Der Besuch war nicht geplant, und wenn man nicht gezielt danach sucht oder
zufällig darauf stößt, wird man diesen Platz auch nicht finden. Aber wenn
sich die Reise nach Südfrankreich staubedingt verzögert, diverse
Landgasthäuser schon die Rollläden hinter den hochgeklappten Gehwegen
versenkt haben und selbst die Etap-Hotels am Wegesrand ausgebucht sind, ist
man nicht gerade wählerisch, sobald man den Hinweis erblickt:
„Fremdenzimmer, rund um die Uhr geöffnet“. So hat uns diese Notlage zu
einer Begegnung mit einer der faszinierendsten religiösen Stätten
Deutschlands verholfen – dem Kloster des Krakeelerordens St. Cacophonius zu
Kaiserslautern.
Der Bau, in unmittelbarer Nähe zum Autobahndreieck A6/A63 gelegen, ist
schlicht, vielleicht hundert Jahre alt. Über dem schmucklosen Eingangstor
prangt in schreiend fetten Lettern ein Zitat des biblischen Propheten Joel:
„Stoßt in die Posaune auf dem Zion und schlagt Lärm auf meinem heiligen
Berge, daß alle Bewohner des Landes erzittern!“
Obwohl das Eichentor massiv ist, die Autobahnen hinter uns rauschen und es
bereits kurz nach Mitternacht ist, hören wir von drinnen Geschrei. Dann
wird uns geöffnet. „Gruß Gott!“, brüllt uns ein in eine schlichte Soutane
gewandeter Mann mittleren Alters freundlich an. „Was können wir für Euch
tun?“
Wir müssen ein wenig zusammengezuckt sein, jedenfalls dröhnt uns der
lächelnde Mönch noch eine Art Entschuldigung entgegen: „Fürchtet Euch
nicht!“ Wir sollten uns nicht wundern oder ängstigen, erläutert uns der
freundliche Mann, aber alle Geistlichen dieses Gotteshauses hätten ein
Schreigelübde abgelegt. Ob wir eine Herberge benötigen?

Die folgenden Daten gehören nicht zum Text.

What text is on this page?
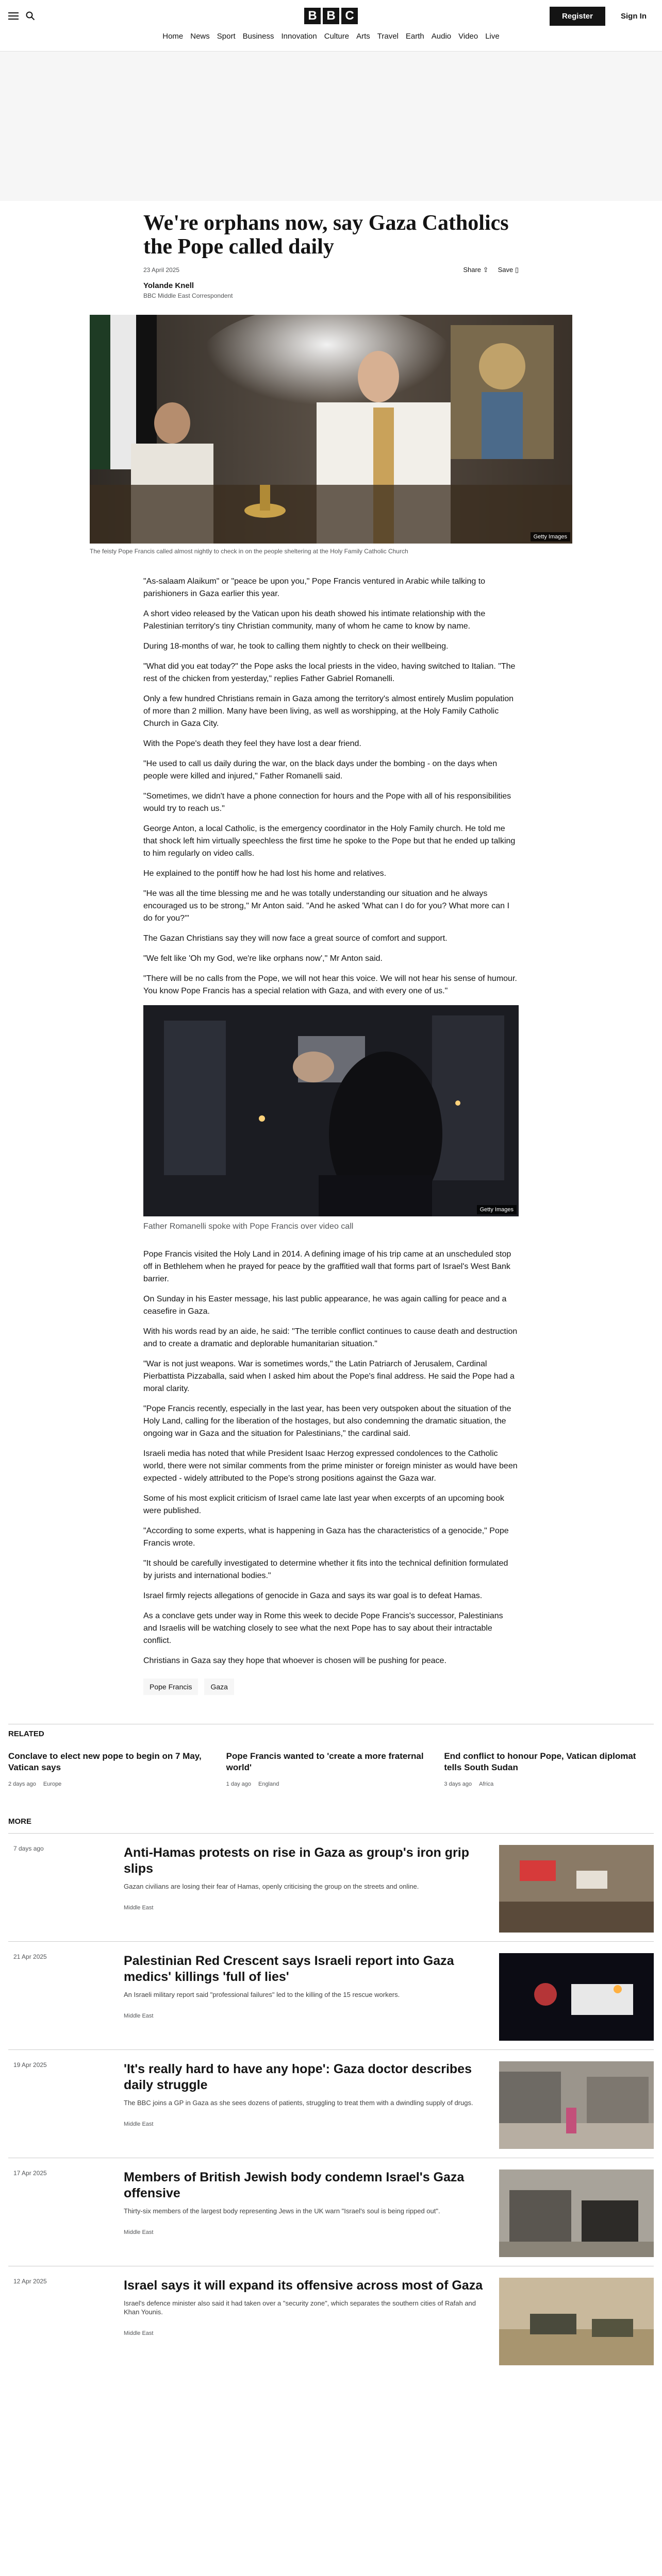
B B C	Register	Sign In
Home News Sport Business Innovation Culture Arts Travel Earth Audio Video Live
We're orphans now, say Gaza Catholics the Pope called daily
23 April 2025	Share ⇪ Save ▯
Yolande Knell
BBC Middle East Correspondent
Getty Images

The feisty Pope Francis called almost nightly to check in on the people sheltering at the Holy Family Catholic Church

"As-salaam Alaikum" or "peace be upon you," Pope Francis ventured in Arabic while talking to parishioners in Gaza earlier this year.

A short video released by the Vatican upon his death showed his intimate relationship with the Palestinian territory's tiny Christian community, many of whom he came to know by name.

During 18-months of war, he took to calling them nightly to check on their wellbeing.

"What did you eat today?" the Pope asks the local priests in the video, having switched to Italian. "The rest of the chicken from yesterday," replies Father Gabriel Romanelli.

Only a few hundred Christians remain in Gaza among the territory's almost entirely Muslim population of more than 2 million. Many have been living, as well as worshipping, at the Holy Family Catholic Church in Gaza City.

With the Pope's death they feel they have lost a dear friend.

"He used to call us daily during the war, on the black days under the bombing - on the days when people were killed and injured," Father Romanelli said.

"Sometimes, we didn't have a phone connection for hours and the Pope with all of his responsibilities would try to reach us."

George Anton, a local Catholic, is the emergency coordinator in the Holy Family church. He told me that shock left him virtually speechless the first time he spoke to the Pope but that he ended up talking to him regularly on video calls.

He explained to the pontiff how he had lost his home and relatives.

"He was all the time blessing me and he was totally understanding our situation and he always encouraged us to be strong," Mr Anton said. "And he asked 'What can I do for you? What more can I do for you?'"

The Gazan Christians say they will now face a great source of comfort and support.

"We felt like 'Oh my God, we're like orphans now'," Mr Anton said.

"There will be no calls from the Pope, we will not hear this voice. We will not hear his sense of humour. You know Pope Francis has a special relation with Gaza, and with every one of us."

Getty Images

Father Romanelli spoke with Pope Francis over video call

Pope Francis visited the Holy Land in 2014. A defining image of his trip came at an unscheduled stop off in Bethlehem when he prayed for peace by the graffitied wall that forms part of Israel's West Bank barrier.

On Sunday in his Easter message, his last public appearance, he was again calling for peace and a ceasefire in Gaza.

With his words read by an aide, he said: "The terrible conflict continues to cause death and destruction and to create a dramatic and deplorable humanitarian situation."

"War is not just weapons. War is sometimes words," the Latin Patriarch of Jerusalem, Cardinal Pierbattista Pizzaballa, said when I asked him about the Pope's final address. He said the Pope had a moral clarity.

"Pope Francis recently, especially in the last year, has been very outspoken about the situation of the Holy Land, calling for the liberation of the hostages, but also condemning the dramatic situation, the ongoing war in Gaza and the situation for Palestinians," the cardinal said.

Israeli media has noted that while President Isaac Herzog expressed condolences to the Catholic world, there were not similar comments from the prime minister or foreign minister as would have been expected - widely attributed to the Pope's strong positions against the Gaza war.

Some of his most explicit criticism of Israel came late last year when excerpts of an upcoming book were published.

"According to some experts, what is happening in Gaza has the characteristics of a genocide," Pope Francis wrote.

"It should be carefully investigated to determine whether it fits into the technical definition formulated by jurists and international bodies."

Israel firmly rejects allegations of genocide in Gaza and says its war goal is to defeat Hamas.

As a conclave gets under way in Rome this week to decide Pope Francis's successor, Palestinians and Israelis will be watching closely to see what the next Pope has to say about their intractable conflict.

Christians in Gaza say they hope that whoever is chosen will be pushing for peace.

Pope Francis	Gaza
RELATED
Conclave to elect new pope to begin on 7 May, Vatican says
2 days ago Europe
Pope Francis wanted to 'create a more fraternal world'
1 day ago England
End conflict to honour Pope, Vatican diplomat tells South Sudan
3 days ago Africa
MORE
7 days ago	Anti-Hamas protests on rise in Gaza as group's iron grip slips

Gazan civilians are losing their fear of Hamas, openly criticising the group on the streets and online.

Middle East
21 Apr 2025	Palestinian Red Crescent says Israeli report into Gaza medics' killings 'full of lies'

An Israeli military report said "professional failures" led to the killing of the 15 rescue workers.

Middle East
19 Apr 2025	'It's really hard to have any hope': Gaza doctor describes daily struggle

The BBC joins a GP in Gaza as she sees dozens of patients, struggling to treat them with a dwindling supply of drugs.

Middle East
17 Apr 2025	Members of British Jewish body condemn Israel's Gaza offensive

Thirty-six members of the largest body representing Jews in the UK warn "Israel's soul is being ripped out".

Middle East
12 Apr 2025	Israel says it will expand its offensive across most of Gaza

Israel's defence minister also said it had taken over a "security zone", which separates the southern cities of Rafah and Khan Younis.

Middle East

Da wir diese tatsächlich brauchen und zudem unsere Neugier erweckt war,
checken wir ein. Bruder Manfred, so heißt der diensthabende Krakeeler, wies
uns unser Zimmer zu: eine schmucklose, kleine Kemenate. An den Wänden, nur
teilweise übertüncht, finden sich noch Graffiti füherer Gäste: „Haltet die
Fresse!“ oder „Schnauze!“ oder „Ich halt das nicht länger aus!“
Wir fragen unseren Gastgeber nach dem Orden: In demütiger Geste legt er
seine Hand ans Ohr: Wir sollen lauter fragen! Wir schmettern ihm unseren
Wissensdurst entgegen, gütig nickt nun Bruder Manfred, bevor er einen
kleinen Abriss der Geschichte dieses ungewöhnlichen Ordens gibt.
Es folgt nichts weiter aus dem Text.